Since the outbreak of war in Ukraine, there have been fewer and fewer taboos in the discussion about securing Germany's energy supply.

Nuclear power plants could run longer than planned.

Apparently, the climate goals are taking a back seat to concerns about an inadequate energy supply in winter and high energy prices.

If Germany had continued to rely on generating electricity from coal for a little longer, it would not have come as a big surprise to many.

Originally, according to the plans of the federal government, this should end in 2038 at the latest.

But instead of insisting on a later date, the Dax company RWE is setting another sign.

The group, which in the past stood like no other for the emission of climate-damaging greenhouse gases as a result of generating electricity from coal, now even wants to bring forward its own phase-out of coal.

A full eight years.

Enormous investments in renewable energies are planned.

In this way, a switch to sustainable energy production should be even faster.

This is intended to ensure that Germany's climate targets are met.

Massive expansion of the green core business

The short-term price for this, however, is greater use of RWE's lignite-fired power plants.

Originally, the two Neurath D and E power plant blocks were to be taken off the grid at the end of this year.

However, both plants should now continue to run until March 31, 2024 and ensure security of supply and create the opportunity to save natural gas.

However, this is not the only aspect that the Dax group has agreed with the responsible ministries.

Less brown coal now has to be extracted from the earth.

This is not only good for the climate, but in this way some communities in North Rhine-Westphalia will not have to give way to lignite mining in the long term.

At the same time, however, the downsizing at RWE will accelerate towards the end of this decade.

The focus is also on the expansion of modern technologies.

This should be massively promoted.

By 2030, RWE intends to invest more than 50 billion euros globally in the expansion of its green core business, of which 15 billion euros are earmarked for Germany.

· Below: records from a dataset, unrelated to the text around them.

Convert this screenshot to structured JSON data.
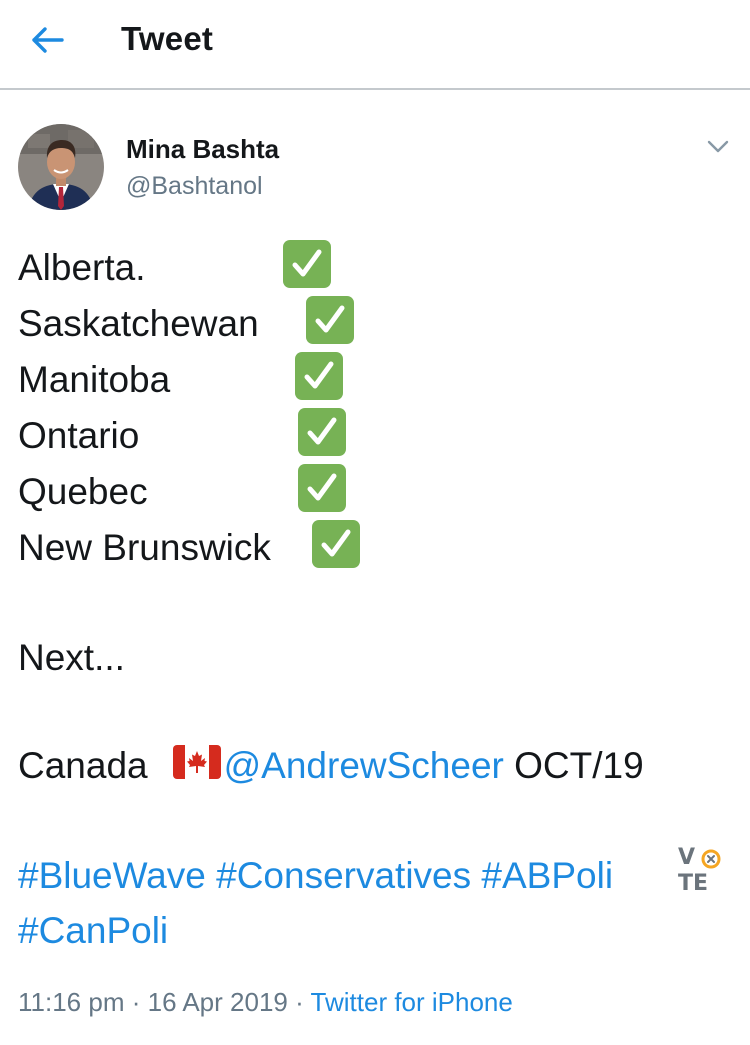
{
  "header": {
    "back_icon": "arrow-left-icon",
    "title": "Tweet"
  },
  "tweet": {
    "author_name": "Mina Bashta",
    "author_handle": "@Bashtanol",
    "menu_icon": "chevron-down-icon",
    "provinces": [
      "Alberta.",
      "Saskatchewan",
      "Manitoba",
      "Ontario",
      "Quebec",
      "New Brunswick"
    ],
    "check_icon": "white-heavy-check-mark-icon",
    "next_text": "Next...",
    "canada_text": "Canada",
    "flag_icon": "canada-flag-icon",
    "mention": "@AndrewScheer",
    "date_text": "OCT/19",
    "hashtags": [
      "#BlueWave",
      "#Conservatives",
      "#ABPoli",
      "#CanPoli"
    ],
    "vote_badge": {
      "v": "V",
      "te": "TE"
    },
    "time": "11:16 pm",
    "separator": "·",
    "date": "16 Apr 2019",
    "source": "Twitter for iPhone"
  },
  "colors": {
    "link": "#1d8ae0",
    "check_bg": "#77b255",
    "secondary_text": "#657786",
    "vote_accent": "#f5a623"
  }
}
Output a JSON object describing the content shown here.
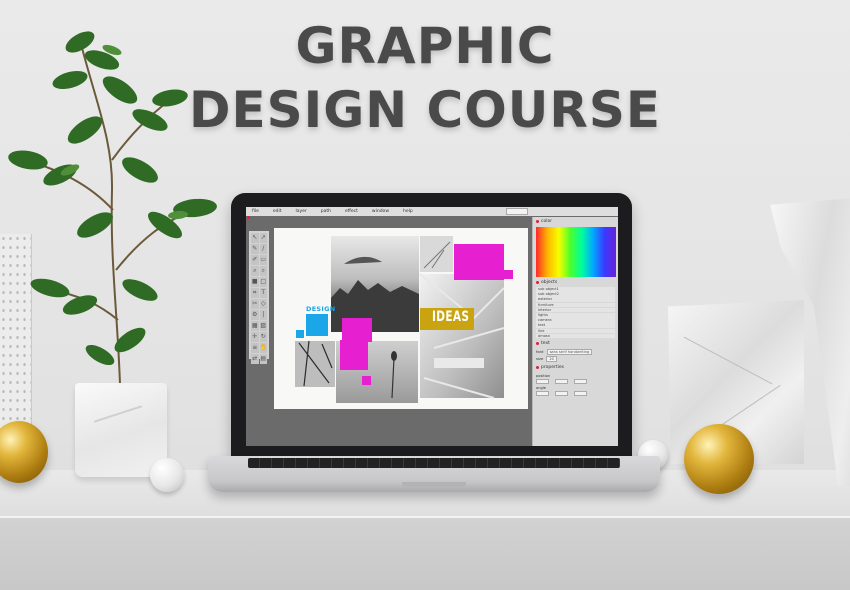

The takeover of Con Edison Clean Energy, announced at the beginning of October, shows what such investments can look like.

The Essen group acquires the American solar system operator for 6.8 billion dollars.

The transaction doubles RWE's renewable energy portfolio in the United States to nearly more than 7 gigawatts.

Both the takeover in America and the agreement on the early exit from coal were well received on the stock exchange.

Analysts believe in the RWE strategy

Bernstein Research analyst Deepa Venkateswaran said the purchase of Con Edison is positive for the investment case as it would increase the energy company's presence in the United States in the renewable energy space, while the coal plans are supportive of the long-term sustainability strategy.

Therefore, the RWE share is given an “Outperform” rating with a price target of EUR 53.50.

DZ Bank analyst Werner Eisenmann was similarly positive.

He also referred to what he considered an acceptable purchase price for Con Edison Clean Energy.

RWE is also on the right track when it comes to shareholder protection.

“CEO Markus Krebber has recently done a lot right.

The current investment in America is a logical step in the direction of renewables and internationalization," says Marc Tüngler, Managing Director of the German Association for the Protection of Securities, but at the same time says in relation to the group's largest shareholder: "At first glance, a commitment by the fits ESG aspects of controversial Qataris not really in the picture.

On the other hand, we have not had any indication so far that the major shareholder from Qatar would have exerted any influence on other companies, which would have a negative impact.” ,

Best Dax value for the year

Investors who are already invested in RWE should be satisfied for the year as a whole.

Because despite the most recent correction, the share has still had a considerable price gain of 22 percent since October 2021, which crowns RWE by far the strongest Dax value over the year.

Even if RWE has developed very strongly on the stock exchange in recent years, the share has not been a good choice from a long-term perspective.

This is shown by the fact that the former highs of 2008 are still miles away and the share is currently listed only slightly above the price level of October 2012 - and in the decade analysis, the bottom line is that it has not moved.

From a long-term perspective, the RWE share was also not convincing from a dividend perspective.

In the ongoing low-interest environment, a dividend yield of currently 2.4 percent is pleasing.

But RWE only stands for consistency to a limited extent.

In the past, the utility was rather an unreliable dividend payer, since cuts and cancellations (as last in 2017) were the order of the day.